Kelimelerin gücü vardır. Yansıttıkları anlam gibi söylendiği esnada ortama yayılan bir güç. Bu yüzden de bazı kelimeler bir çırpıda çıkıverir ağzımızdan. Bazıları ise kaya kadar ağırdır. Söylemekte dahi zorlanır insan. Mesela, hayır diyebilmek zordur. Hemen herkes için zor gelir, ağırdır, öyle kolaylıkla çıkmaz ağızdan. Bunun nedeni, hayır kelimesinin gücüdür aslında. Aynı zamanda taşıdığı anlam da hayır diyebilmeyi zorlaştırır. Birçok kişi eveti kullanabildiği ölçüde, hayır kelimesini kullanmayı beceremez. Bu noktada da akla, “her kelimeyi gönül rahatlığı ile kullanabiliyor muyuz” sorusu gelir. Benim cevabın maalesef ki kocaman bir HAYIR! Kullanamıyoruz. Neden peki? Bunu hiç düşündünüz mü?
“Hayır” Aslında İyi Biri Ama Çevresi Kötü
Hayır kelimesini kullanmak gerçekten de zor bir iştir. Bunun sebebi hayır kelimesinden kaynaklı da değil üstelik.
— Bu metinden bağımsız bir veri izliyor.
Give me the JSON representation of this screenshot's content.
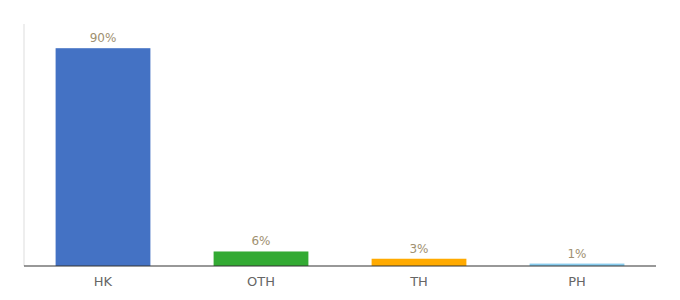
{
  "chart_data": {
    "type": "bar",
    "categories": [
      "HK",
      "OTH",
      "TH",
      "PH"
    ],
    "values": [
      90,
      6,
      3,
      1
    ],
    "value_labels": [
      "90%",
      "6%",
      "3%",
      "1%"
    ],
    "colors": [
      "#4472c4",
      "#33aa33",
      "#ffaa00",
      "#88ccee"
    ],
    "ylim": [
      0,
      100
    ],
    "data_labels": true,
    "tick_labels": "x"
  }
}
Diğer bildiğiniz çoğu kelime gibi nötr bir anlamı olsa da, içinde kullanıldığı cümle sebebiyle negatif bir algıya sahip. Yani, “hayır” aslında iyi biri lakin çevresi kötü diyebiliriz. Bu yüzden de hayır demekte zorlanıyoruz hepimiz. Fakat bu noktada atladığımız bir kısım var. Hayır diyemediğimiz sürece, aslında kendimiz olmaktan uzaklaşıyoruz.
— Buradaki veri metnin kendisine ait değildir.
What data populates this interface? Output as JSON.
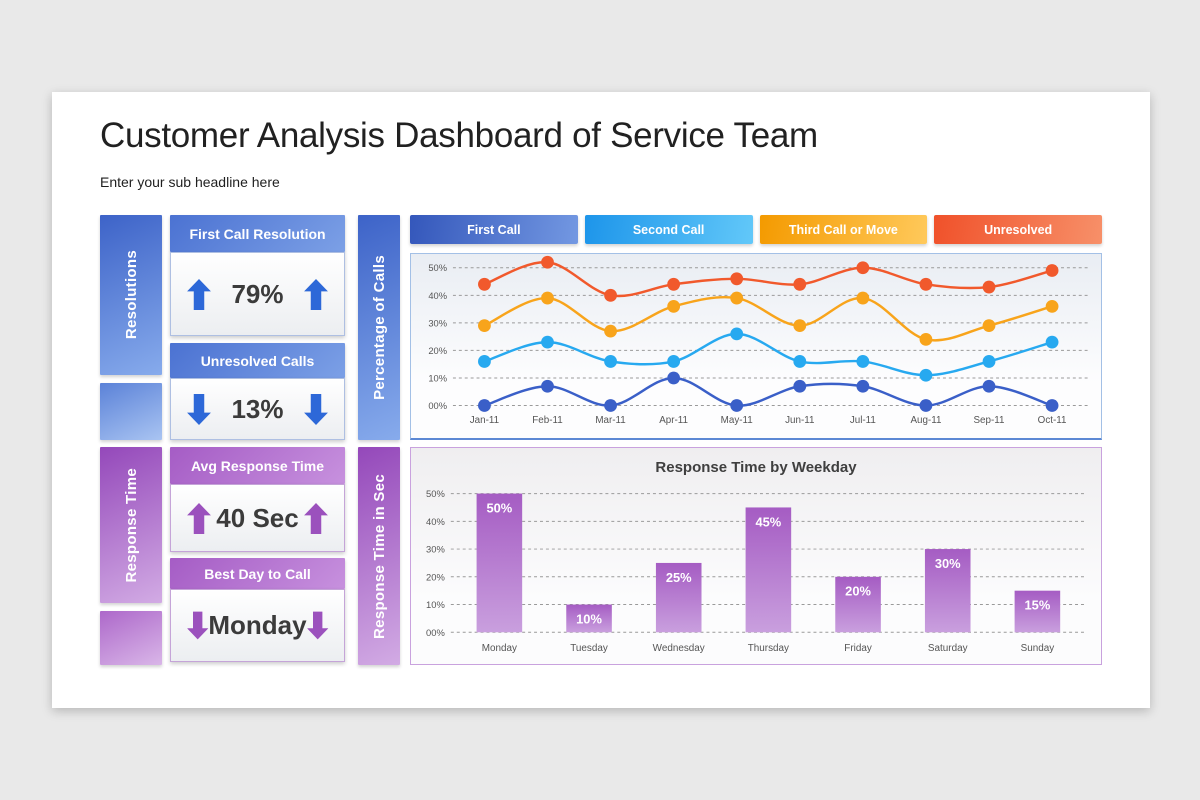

Bir nevi benliğimizden vazgeçiyoruz. Normal şartlarda yapmayacağımız veyahut kabul etmeyeceğimiz şeyleri sırf hayır demekte zorlandığımız için kabul ediyoruz. Başlangıçta çok büyük bir problem gibi görünmüyor olsa da, bunun alışkanlık haline gelmesi durumunda kendinize olan saygınızı da kaybettiğinizi gözlemleyeceksiniz. Bu sebeple de bizi zor durumda bırakacak isteklerde ya da istemediğimiz konularla ilgili olarak “hayır” cevabını verebildiğimiz ölçüde kendimize olan saygımızı da korumuş oluyoruz.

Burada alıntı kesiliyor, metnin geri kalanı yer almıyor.